Double Cream (Heavy Cream)
Double Cream (Heavy Cream): Nutrition, History and Cooking Guide
Double cream — known in the United States and Canada as heavy whipping cream — is the richest commercially available form of cream, containing a minimum of 48% fat by UK regulations (compared to 36% for American heavy cream). It is produced by centrifugally separating whole milk and collecting the fat-rich cream fraction. The term "double" reflects the fact that it was historically produced at approximately double the fat concentration of single cream.
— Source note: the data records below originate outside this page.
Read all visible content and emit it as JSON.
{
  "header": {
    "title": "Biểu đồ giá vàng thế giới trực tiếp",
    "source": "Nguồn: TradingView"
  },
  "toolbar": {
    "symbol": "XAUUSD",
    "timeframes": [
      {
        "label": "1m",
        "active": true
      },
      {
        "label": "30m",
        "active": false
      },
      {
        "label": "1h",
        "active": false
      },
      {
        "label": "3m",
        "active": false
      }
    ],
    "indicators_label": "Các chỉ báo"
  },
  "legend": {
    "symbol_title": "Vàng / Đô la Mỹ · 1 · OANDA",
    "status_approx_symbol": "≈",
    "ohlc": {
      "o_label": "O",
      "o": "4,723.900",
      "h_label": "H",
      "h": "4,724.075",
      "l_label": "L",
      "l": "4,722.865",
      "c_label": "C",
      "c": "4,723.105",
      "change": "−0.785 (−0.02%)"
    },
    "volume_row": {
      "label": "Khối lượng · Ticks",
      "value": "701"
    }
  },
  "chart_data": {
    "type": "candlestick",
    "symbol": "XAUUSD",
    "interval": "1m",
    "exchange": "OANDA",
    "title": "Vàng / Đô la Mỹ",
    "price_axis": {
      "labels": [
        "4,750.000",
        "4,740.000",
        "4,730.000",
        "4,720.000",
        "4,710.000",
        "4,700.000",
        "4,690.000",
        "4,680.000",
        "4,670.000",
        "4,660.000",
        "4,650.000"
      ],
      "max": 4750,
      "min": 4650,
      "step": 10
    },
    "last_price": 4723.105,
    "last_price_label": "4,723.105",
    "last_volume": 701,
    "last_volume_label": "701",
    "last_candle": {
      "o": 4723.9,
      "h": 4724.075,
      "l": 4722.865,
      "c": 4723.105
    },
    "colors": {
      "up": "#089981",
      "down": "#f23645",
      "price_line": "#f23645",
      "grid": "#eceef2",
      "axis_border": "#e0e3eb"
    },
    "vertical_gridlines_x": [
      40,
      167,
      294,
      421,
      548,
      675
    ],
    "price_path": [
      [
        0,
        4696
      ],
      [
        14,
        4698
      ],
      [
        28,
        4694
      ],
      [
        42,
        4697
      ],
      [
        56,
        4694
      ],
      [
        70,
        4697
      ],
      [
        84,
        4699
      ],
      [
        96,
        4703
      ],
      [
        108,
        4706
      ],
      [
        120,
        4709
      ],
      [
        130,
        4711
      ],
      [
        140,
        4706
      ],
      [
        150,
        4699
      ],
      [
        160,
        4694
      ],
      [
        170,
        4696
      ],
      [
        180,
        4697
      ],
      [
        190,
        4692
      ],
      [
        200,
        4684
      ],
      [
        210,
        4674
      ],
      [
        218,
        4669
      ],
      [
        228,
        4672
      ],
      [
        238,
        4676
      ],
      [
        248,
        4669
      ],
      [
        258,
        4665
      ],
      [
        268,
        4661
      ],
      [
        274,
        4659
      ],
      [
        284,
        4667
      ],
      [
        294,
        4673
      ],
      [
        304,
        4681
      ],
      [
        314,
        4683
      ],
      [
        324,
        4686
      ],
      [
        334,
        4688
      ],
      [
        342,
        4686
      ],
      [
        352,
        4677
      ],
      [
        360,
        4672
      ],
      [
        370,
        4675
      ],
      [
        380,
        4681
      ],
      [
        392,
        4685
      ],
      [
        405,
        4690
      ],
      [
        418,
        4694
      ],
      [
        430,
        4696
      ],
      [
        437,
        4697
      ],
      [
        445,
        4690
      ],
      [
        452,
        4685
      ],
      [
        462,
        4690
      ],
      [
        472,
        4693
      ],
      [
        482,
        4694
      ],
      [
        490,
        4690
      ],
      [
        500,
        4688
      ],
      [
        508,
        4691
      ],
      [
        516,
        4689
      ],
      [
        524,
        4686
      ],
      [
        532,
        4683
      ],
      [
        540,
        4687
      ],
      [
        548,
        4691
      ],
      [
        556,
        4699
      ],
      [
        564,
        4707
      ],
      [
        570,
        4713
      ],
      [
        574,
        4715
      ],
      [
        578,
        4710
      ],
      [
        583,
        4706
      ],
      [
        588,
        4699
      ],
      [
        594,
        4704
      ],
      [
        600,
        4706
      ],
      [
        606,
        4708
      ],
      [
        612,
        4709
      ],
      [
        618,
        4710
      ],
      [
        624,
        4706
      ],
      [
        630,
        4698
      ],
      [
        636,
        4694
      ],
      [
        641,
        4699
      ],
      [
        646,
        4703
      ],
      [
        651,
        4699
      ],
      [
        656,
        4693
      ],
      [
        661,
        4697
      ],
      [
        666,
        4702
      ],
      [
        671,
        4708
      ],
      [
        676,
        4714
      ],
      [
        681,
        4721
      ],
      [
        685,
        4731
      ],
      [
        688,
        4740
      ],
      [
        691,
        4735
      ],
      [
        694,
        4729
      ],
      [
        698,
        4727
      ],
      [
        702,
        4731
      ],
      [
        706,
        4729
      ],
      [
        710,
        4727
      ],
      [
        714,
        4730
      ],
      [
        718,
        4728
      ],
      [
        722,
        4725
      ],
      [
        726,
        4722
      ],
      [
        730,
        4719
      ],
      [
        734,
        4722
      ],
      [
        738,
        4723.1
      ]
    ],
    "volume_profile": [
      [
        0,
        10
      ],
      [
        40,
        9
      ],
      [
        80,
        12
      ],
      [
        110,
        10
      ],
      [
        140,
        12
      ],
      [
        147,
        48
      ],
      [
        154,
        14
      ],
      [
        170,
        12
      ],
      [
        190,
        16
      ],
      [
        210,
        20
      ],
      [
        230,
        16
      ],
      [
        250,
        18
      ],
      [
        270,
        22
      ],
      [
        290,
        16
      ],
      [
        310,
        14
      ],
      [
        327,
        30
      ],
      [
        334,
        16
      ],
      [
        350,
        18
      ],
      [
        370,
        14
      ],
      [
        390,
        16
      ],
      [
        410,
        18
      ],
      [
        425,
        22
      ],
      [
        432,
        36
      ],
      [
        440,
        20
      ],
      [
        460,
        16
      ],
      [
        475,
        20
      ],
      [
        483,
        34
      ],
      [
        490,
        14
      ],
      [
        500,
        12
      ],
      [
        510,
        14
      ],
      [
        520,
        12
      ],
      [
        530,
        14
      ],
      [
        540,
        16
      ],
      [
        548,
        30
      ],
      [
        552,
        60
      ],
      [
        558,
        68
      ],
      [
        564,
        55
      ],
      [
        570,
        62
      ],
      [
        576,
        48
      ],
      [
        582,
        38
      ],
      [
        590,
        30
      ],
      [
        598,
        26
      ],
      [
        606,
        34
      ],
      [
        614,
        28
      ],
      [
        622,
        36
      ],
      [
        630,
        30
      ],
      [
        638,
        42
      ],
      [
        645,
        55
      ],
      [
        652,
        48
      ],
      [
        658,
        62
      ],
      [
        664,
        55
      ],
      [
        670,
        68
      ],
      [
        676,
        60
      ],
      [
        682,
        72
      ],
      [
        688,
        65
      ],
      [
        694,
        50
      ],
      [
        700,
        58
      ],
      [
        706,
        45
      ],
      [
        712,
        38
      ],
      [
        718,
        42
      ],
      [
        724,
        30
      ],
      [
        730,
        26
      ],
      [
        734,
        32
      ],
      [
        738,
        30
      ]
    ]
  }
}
Double cream has an extraordinarily rich, unctuous character that makes it the preferred cream for whipping, enriching sauces, making ice cream, and producing clotted cream when baked at low temperature. In British baking and dessert tradition, double cream is fundamental — whipped double cream with a strawberry is one of the defining sensory experiences of summer in Britain; clotted cream on a scone is central to the West Country cream tea. In restaurant cooking, double cream is one of the most versatile and important ingredients for finishing sauces, enriching soups, and producing smooth, stable emulsified preparations.
Nutritional Value of Double Cream
Double cream provides 195 kcal and 19.1 g of fat per 100 ml, with 2.96 g of protein — very high in fat and calories, as expected of a cream with 48% fat content. The fat is predominantly saturated (around 11 g per 100 ml) with meaningful amounts of monounsaturated fat. It provides fat-soluble vitamins A and D in meaningful quantities, along with some B vitamins and minerals. Whipped, the volume roughly doubles while the same number of calories is spread more thinly across the larger volume.
Health Considerations
Double cream is extremely calorie-dense and high in saturated fat — it is best treated as a flavouring and enriching ingredient used in modest quantities rather than a primary food. The fat-soluble vitamins A and D it provides are nutritionally valuable. The pleasure and satiation from small quantities of double cream in cooking is real and legitimate — a tablespoon of cream in a sauce adds perhaps 30 kcal but significant eating satisfaction. The key is portion management rather than avoidance.
How to Use Double Cream
To whip: chill both cream and bowl well. Whip with a balloon whisk or electric beater to soft, medium, or stiff peaks depending on use — stop before it looks grainy. It whips very quickly and can overwhip in seconds; underwhipped is recoverable, overwhipped is not. For sauces: stir in at the end off the heat or maintain a gentle simmer — boiling for too long breaks it. Use for enriching pasta, risotto, soups, and gratins. For clotted cream: pour into a shallow dish and bake at 80°C for eight hours — the surface forms a crust over thick clotted cream beneath.